O banco liderado por Miguel Maya tornou-se na segunda cotada mais valiosa do PSI e a empresa portuguesa com melhor desempenho no Stoxx 600, o principal índice europeu: a ação registou um aumento Year to Date (YDT) acima dos 90% em 2025 e a capitalização bolsista subiu de cerca de sete mil milhões de euros para mais de 13 mil milhões. Destaque também para a inclusão no índice MSCI World, em agosto deste ano. "O ano de 2025 ficará para história do BCP como um ano de evolução em várias frentes, um ano em que continuámos a conjugar de forma eficiente o talento humano e o potencial das novas tecnologias, o que deixa bem patente o talento e o compromisso com o serviço aos clientes dos profissionais do Millennium bcp", diz Miguel Maya, CEO do Millennium bcp, ao Jornal Económico.
Para o líder do maior banco privado português, o comportamento da ação, a evolução do rating, os indicadores de satisfação e de recomendação dos clientes "são sinais visíveis de um trabalho notável desenvolvido por muitas pessoas que trabalham nesta grande casa".
Ao longo do ano, foram vários os marcos e os máximos históricos que a ação foi ultrapassando.
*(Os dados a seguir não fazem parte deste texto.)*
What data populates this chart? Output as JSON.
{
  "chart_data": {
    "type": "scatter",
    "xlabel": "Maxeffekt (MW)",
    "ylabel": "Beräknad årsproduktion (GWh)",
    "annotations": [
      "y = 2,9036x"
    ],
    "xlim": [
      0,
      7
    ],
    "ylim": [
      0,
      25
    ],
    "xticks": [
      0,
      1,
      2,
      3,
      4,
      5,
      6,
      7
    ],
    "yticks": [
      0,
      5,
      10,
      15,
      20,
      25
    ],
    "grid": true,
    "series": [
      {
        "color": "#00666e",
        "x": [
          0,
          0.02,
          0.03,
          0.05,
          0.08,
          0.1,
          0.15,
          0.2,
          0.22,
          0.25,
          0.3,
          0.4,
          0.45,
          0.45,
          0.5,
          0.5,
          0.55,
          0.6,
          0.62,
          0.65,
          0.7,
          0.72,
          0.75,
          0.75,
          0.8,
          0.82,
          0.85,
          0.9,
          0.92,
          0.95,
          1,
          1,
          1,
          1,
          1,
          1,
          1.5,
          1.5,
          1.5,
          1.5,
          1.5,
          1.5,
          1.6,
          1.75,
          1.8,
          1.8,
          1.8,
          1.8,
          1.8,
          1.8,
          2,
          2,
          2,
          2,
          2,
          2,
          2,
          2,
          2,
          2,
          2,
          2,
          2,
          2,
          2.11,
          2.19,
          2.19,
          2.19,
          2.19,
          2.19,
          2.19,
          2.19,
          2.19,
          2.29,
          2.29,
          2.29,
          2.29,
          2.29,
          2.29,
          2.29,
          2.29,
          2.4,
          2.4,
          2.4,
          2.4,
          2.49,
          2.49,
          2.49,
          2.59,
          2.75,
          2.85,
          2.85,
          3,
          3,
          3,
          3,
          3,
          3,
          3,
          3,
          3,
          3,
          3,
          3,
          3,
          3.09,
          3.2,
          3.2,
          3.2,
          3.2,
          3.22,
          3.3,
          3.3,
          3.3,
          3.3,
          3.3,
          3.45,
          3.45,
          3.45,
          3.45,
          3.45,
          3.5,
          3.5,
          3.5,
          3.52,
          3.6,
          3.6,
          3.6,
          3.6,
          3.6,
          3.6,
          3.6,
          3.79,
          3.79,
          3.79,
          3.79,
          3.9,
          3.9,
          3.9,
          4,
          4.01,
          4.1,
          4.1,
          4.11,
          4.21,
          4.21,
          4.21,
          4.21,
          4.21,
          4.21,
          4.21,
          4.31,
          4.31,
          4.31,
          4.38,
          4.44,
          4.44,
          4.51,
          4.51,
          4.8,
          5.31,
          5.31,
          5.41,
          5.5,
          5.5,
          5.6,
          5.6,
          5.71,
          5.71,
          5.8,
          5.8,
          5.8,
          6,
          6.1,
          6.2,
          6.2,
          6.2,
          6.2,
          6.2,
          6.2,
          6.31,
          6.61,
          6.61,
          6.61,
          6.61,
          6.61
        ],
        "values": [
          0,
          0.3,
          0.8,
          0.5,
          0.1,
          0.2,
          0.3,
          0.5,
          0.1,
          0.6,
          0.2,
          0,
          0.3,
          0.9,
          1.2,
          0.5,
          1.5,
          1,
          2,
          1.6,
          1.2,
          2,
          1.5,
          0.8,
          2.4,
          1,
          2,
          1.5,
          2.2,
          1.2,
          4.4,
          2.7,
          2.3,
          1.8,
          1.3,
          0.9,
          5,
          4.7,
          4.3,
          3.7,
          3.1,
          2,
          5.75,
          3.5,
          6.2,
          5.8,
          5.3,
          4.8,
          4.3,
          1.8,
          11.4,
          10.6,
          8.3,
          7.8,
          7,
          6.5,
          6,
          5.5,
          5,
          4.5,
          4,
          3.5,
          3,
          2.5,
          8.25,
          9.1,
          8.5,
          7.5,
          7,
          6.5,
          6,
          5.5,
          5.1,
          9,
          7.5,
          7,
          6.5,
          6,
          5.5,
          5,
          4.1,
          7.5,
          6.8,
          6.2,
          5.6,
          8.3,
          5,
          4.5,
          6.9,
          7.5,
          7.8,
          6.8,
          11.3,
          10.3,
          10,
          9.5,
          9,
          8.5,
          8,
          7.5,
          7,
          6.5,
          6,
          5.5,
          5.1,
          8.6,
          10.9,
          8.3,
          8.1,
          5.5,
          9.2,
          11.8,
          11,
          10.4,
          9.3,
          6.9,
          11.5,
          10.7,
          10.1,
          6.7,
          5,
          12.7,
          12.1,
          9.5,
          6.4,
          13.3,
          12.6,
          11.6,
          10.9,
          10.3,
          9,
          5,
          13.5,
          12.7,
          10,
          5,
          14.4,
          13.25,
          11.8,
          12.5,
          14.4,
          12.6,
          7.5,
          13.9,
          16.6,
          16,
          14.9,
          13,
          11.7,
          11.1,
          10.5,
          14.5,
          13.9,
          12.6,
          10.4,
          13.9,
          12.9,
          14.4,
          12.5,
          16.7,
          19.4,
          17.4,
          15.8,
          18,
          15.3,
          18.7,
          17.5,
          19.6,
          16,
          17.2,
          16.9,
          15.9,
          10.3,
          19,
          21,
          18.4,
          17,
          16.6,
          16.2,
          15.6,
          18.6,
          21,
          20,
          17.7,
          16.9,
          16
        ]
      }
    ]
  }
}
No dia a seguir à apresentação dos resultados do primeiro trimestre, que superaram em toda a linha a expetativa dos analistas, a capitalização bolsista do banco ultrapassou a barreira dos 10 mil milhões de euros.
No dia 25 de junho, no dia em que o Millennium bcp assinalou 40 anos, Miguel Maya escreveu aos colaboradores do banco, um texto a que o Jornal Económico teve acesso. O CEO deixava “uma palavra de especial apreço para os acionistas que investiram e investem em nós, desde logo aos 205 acionistas fundadores e aos mais de 120 mil acionistas que o BCP atualmente tem, com destaque para a Fosun e para a Sonangol”.
A 25 de agosto, o programa de recompra de ações do BCP lançado em abril terminou, ao esgotar-se a dotação de 200 milhões de euros disponíveis, conforme o banco confirmou em comunicado à Comissão do Mercado de Valores Mobiliários (CMVM). O preço médio do total do buyback do BCP foi de 0,6465 euros.
No final de novembro, o banco comunicou ao mercado que a Fitch subiu o rating do BCP e manteve “Outlook” positivo. A manutenção da perspetiva positiva relativa ao BCP (Outlook Positivo) baseia-se na visão da Fitch Ratings sobre o modelo de negócio, a rendibilidade e a capacidade de geração orgânica de capital do banco, devendo estas dimensões evoluir de forma favorável com a execução bem-sucedida do plano estratégico e com a resolução dos riscos de legacy relacionados com os créditos hipotecários denominados em moeda estrangeira na operação polaca.
Um mês antes, a Morningstar DBRS já tinha subido o rating do BCP de BBB (high) para A (low), com tendência estável. "É gratificante trabalhar com estas equipas e ver o mercado reconhecer a qualidade desse trabalho, mas nunca nos podemos esquecer que operamos num setor muito competitivo e enfrentamos fortes concorrentes, pelo que em 2026 teremos de saber fazer ainda melhor para continuar a conquistar e a merecer a preferência dos clientes. Saberemos fazê-lo", acrescenta Miguel Maya ao Jornal Económico.